Sample AppsRecommendedForBoost.tsv output file:

applicationId applicationName rddPercentage unsupportedSqlPercentage totalTaskTime supportedTaskTime supportedSqlPercentage recommendedForBoost expectedRuntimeReduction
app-2024081/batches/083f6196248043938-000 projects/example.com:dev/locations/us-central1
6b4d6cae140f883c0
11c8e
0.00% 0.00% 548924253 548924253 100.00% TRUE 30.00%
app-2024081/batches/60381cab738021457-000 projects/example.com:dev/locations/us-central1
474113a1462b426bf
b3aeb
0.00% 0.00% 514401703 514401703 100.00% TRUE 30.00%

Column descriptions:

  • applicationId: The ApplicationID of the Spark application. Use this to identify the corresponding batch workload.

  • applicationName: The name of the Spark application.

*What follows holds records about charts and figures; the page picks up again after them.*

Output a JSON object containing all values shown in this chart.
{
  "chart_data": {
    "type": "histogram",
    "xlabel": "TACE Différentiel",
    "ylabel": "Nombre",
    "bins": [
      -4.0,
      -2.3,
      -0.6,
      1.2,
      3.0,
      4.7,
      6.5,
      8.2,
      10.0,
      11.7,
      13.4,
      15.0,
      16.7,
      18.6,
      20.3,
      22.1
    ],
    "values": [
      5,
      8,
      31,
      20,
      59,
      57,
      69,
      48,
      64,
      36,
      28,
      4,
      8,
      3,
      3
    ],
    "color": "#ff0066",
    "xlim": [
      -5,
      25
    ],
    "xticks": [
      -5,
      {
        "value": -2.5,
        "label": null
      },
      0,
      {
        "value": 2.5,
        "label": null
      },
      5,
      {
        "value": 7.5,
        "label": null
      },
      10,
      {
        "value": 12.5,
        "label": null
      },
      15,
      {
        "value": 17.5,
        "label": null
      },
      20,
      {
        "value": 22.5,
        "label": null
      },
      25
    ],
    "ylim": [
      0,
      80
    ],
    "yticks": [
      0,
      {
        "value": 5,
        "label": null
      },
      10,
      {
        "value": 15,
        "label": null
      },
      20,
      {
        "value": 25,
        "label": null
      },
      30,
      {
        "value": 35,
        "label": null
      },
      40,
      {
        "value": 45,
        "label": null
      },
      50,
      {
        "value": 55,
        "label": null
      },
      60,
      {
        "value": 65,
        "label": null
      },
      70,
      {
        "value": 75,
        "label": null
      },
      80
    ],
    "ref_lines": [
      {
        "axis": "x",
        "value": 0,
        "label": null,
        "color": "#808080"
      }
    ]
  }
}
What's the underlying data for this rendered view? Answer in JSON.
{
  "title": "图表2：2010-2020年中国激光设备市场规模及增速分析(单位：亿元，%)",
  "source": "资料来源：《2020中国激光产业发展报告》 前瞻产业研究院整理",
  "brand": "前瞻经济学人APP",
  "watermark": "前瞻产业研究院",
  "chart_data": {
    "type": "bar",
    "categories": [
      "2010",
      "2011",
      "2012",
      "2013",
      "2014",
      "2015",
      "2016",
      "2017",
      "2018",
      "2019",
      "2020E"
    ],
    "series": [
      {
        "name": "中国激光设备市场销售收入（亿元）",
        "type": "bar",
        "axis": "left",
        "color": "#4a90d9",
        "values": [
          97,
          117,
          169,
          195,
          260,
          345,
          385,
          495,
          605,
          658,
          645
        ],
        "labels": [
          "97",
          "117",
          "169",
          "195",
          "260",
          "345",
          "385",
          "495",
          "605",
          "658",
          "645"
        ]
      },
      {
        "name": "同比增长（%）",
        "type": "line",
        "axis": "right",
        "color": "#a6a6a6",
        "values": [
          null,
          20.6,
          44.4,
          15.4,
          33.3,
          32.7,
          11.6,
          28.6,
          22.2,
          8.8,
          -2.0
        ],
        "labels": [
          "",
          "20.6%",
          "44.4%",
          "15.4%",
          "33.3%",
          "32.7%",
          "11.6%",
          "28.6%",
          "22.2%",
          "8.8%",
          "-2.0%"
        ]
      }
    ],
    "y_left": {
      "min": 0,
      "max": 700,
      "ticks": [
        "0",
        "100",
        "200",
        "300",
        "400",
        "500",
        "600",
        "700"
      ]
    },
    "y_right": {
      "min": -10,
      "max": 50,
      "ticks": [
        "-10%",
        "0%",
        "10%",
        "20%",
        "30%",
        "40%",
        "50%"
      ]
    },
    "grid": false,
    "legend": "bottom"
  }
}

  • rddPercentage: The percentage of RDD operations in the application. RDD operations are not supported by Native Query Execution.

  • unsupportedSqlPercentage: Percentage of SQL operations not supported by Native Query Execution.

  • totalTaskTime: Cumulative task time of all tasks executed during the application run.

  • supportedTaskTime: The total task time supported by Native Query Execution.

The following columns provide important information to help you determine if Native Query Execution can benefit your batch workload:

  • supportedSqlPercentage: The percentage of SQL operations supported by native query execution. The higher the percentage, the greater the runtime reduction that can be achieved by running the application with Native Query Execution.

  • recommendedForBoost: If TRUE, running the application with Native Query Execution is recommended. If recommendedForBoost is FALSE, don't use Native Query Execution on the batch workload.

  • expectedRuntimeReduction: The expected percentage reduction in application runtime when you run the application with Native Query Execution.

UnsupportedOperators.tsv output file.

The UnsupportedOperators.tsv output file contains a list of operators used in workload applications that are not supported by Native Query Execution. Each row in the output file lists an unsupported operator.

Column descriptions:

  • unsupportedOperator: The name of the operator that is not supported by Native Query Execution.

  • cumulativeCpuMs: The number of CPU milliseconds consumed during the execution of the operator. This value reflects the relative importance of the operator in the application.

  • count: The number of times the operator is used in the application.